ACT V SCENE VIII Another part of the plains.
[Enter HECTOR]
HECTORMost putrefied core, so fair without,
Thy goodly armour thus hath cost thy life.
Now is my day's work done; I'll take good breath:
Rest, sword; thou hast thy fill of blood and death.
[ Puts off his helmet and hangs his shield behind him ]
[Enter ACHILLES and Myrmidons]
ACHILLESLook, Hector, how the sun begins to set;5
How ugly night comes breathing at his heels:
Even with the vail and darking of the sun,
To close the day up, Hector's life is done.
HECTORI am unarm'd; forego this vantage, Greek.
ACHILLESStrike, fellows, strike; this is the man I seek.10
[HECTOR falls]
So, Ilion, fall thou next! now, Troy, sink down!
Here lies thy heart, thy sinews, and thy bone.
On, Myrmidons, and cry you all amain,
'Achilles hath the mighty Hector slain.'

So, in essence, Shakespeare undercuts all the glory and honor associated with the great duel-- though, to be sure, Homer seems quite aware of the innate brutality of the war itself-- and makes Achilles into a honorless dog who orders his personal guards, the Myrmidons, to chop down Hector when the latter has partly doffed his armor.

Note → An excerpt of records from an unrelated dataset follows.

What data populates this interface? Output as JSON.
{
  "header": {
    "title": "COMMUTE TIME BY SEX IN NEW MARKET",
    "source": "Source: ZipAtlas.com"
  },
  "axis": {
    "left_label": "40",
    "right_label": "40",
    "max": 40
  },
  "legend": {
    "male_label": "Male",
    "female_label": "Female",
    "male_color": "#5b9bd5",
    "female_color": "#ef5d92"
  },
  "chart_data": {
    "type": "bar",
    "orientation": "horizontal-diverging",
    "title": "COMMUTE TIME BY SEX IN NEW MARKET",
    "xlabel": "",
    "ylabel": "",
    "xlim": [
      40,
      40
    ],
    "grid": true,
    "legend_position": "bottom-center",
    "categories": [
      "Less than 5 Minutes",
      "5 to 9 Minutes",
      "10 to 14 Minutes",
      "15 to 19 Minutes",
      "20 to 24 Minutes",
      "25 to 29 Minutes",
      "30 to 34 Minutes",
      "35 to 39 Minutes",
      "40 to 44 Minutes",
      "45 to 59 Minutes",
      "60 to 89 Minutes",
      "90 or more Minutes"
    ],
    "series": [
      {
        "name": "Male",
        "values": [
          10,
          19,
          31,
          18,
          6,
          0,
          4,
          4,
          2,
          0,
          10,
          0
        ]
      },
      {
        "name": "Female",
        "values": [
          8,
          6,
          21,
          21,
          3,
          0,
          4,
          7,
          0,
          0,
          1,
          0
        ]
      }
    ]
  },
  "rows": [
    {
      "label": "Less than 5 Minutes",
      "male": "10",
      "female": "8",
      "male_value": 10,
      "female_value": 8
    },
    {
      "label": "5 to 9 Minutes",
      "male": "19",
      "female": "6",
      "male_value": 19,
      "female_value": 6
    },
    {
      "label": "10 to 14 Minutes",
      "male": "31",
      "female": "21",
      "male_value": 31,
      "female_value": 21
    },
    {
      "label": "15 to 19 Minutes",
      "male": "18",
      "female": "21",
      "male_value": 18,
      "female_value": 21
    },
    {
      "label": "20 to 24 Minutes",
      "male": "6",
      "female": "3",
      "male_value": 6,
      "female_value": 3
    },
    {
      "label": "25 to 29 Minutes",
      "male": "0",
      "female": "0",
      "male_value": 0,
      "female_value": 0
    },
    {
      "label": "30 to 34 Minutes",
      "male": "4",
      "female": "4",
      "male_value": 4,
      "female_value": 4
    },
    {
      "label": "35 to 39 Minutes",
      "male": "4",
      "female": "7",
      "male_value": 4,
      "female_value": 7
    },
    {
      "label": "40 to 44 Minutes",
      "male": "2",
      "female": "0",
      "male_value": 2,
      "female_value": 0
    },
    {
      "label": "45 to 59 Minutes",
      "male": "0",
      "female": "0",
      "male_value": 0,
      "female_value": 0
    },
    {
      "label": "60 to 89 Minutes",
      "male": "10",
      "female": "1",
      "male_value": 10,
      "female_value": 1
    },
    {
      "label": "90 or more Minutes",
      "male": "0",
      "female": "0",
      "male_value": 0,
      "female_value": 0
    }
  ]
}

There's a lot of other support for the notion that Shakespeare meant to vilify the very idea of Classical Greece's idea of heroes and their heroic deeds, but I don't mean to explore that here. My main concern is to locate this Shakespeare play within the sphere of the playwright's handling of violent conflicts, and thus I find that TROILUS AND CRESSIDA follows the same pattern as CORIOLANUS, of which I wrote:

CORIOLANUS was my choice for a play that had the potential for the significant combative value, in that its opposed characters Coriolanus and Aufidius were both portrayed as exceptional warriors seen lusting to kill each other at the play's outset.  However, because the play's plot does not end with a combat between these two well-matched characters, CORIOLANUS is not combative in the narrative sense.

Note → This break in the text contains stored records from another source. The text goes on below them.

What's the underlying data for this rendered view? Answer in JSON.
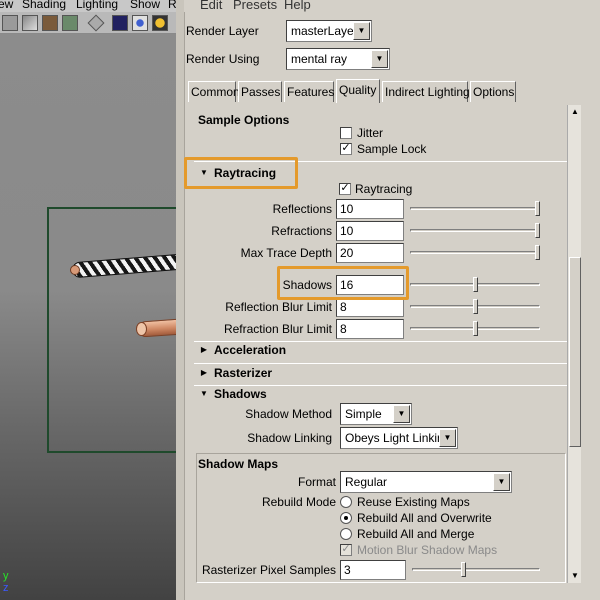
{
  "viewport_menu": [
    "ew",
    "Shading",
    "Lighting",
    "Show",
    "R"
  ],
  "viewport_axes": {
    "y": "y",
    "z": "z"
  },
  "menubar": [
    "Edit",
    "Presets",
    "Help"
  ],
  "render_layer": {
    "label": "Render Layer",
    "value": "masterLayer"
  },
  "render_using": {
    "label": "Render Using",
    "value": "mental ray"
  },
  "tabs": [
    "Common",
    "Passes",
    "Features",
    "Quality",
    "Indirect Lighting",
    "Options"
  ],
  "active_tab": "Quality",
  "sample_options": {
    "title": "Sample Options",
    "jitter": {
      "label": "Jitter",
      "checked": false
    },
    "sample_lock": {
      "label": "Sample Lock",
      "checked": true
    }
  },
  "raytracing": {
    "title": "Raytracing",
    "enable": {
      "label": "Raytracing",
      "checked": true
    },
    "reflections": {
      "label": "Reflections",
      "value": "10",
      "level": 1.0
    },
    "refractions": {
      "label": "Refractions",
      "value": "10",
      "level": 1.0
    },
    "max_trace_depth": {
      "label": "Max Trace Depth",
      "value": "20",
      "level": 1.0
    },
    "shadows": {
      "label": "Shadows",
      "value": "16",
      "level": 0.5
    },
    "reflection_blur_limit": {
      "label": "Reflection Blur Limit",
      "value": "8",
      "level": 0.5
    },
    "refraction_blur_limit": {
      "label": "Refraction Blur Limit",
      "value": "8",
      "level": 0.5
    }
  },
  "acceleration": {
    "title": "Acceleration"
  },
  "rasterizer": {
    "title": "Rasterizer"
  },
  "shadows": {
    "title": "Shadows",
    "shadow_method": {
      "label": "Shadow Method",
      "value": "Simple"
    },
    "shadow_linking": {
      "label": "Shadow Linking",
      "value": "Obeys Light Linking"
    }
  },
  "shadow_maps": {
    "title": "Shadow Maps",
    "format": {
      "label": "Format",
      "value": "Regular"
    },
    "rebuild_mode": {
      "label": "Rebuild Mode",
      "options": [
        "Reuse Existing Maps",
        "Rebuild All and Overwrite",
        "Rebuild All and Merge"
      ],
      "selected": "Rebuild All and Overwrite"
    },
    "motion_blur": {
      "label": "Motion Blur Shadow Maps",
      "checked": true,
      "disabled": true
    },
    "rasterizer_pixel_samples": {
      "label": "Rasterizer Pixel Samples",
      "value": "3",
      "level": 0.4
    }
  },
  "colors": {
    "highlight": "#e49a2c",
    "panel_bg": "#d4d0c8"
  },
  "icons": {
    "expanded": "triangle-down-icon",
    "collapsed": "triangle-right-icon",
    "check": "checkmark-icon"
  }
}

I'll forego further comment on the play, except to say that it strikes me as a play in which the writer's desire to satirize something he didn't like-- in this case, the general macho swaggering of the Greeks, and even Troilus's male chauvinism-- but without managing to bring any of his satirical characters to the semblance of life. By comparison, CORIOLANUS is much more successful on a roughly similar theme. The Roman general of the play's title is also something of an egotistical butthead, but he's a much more nuanced character than any of those in TROILUS AND CRESSIDA.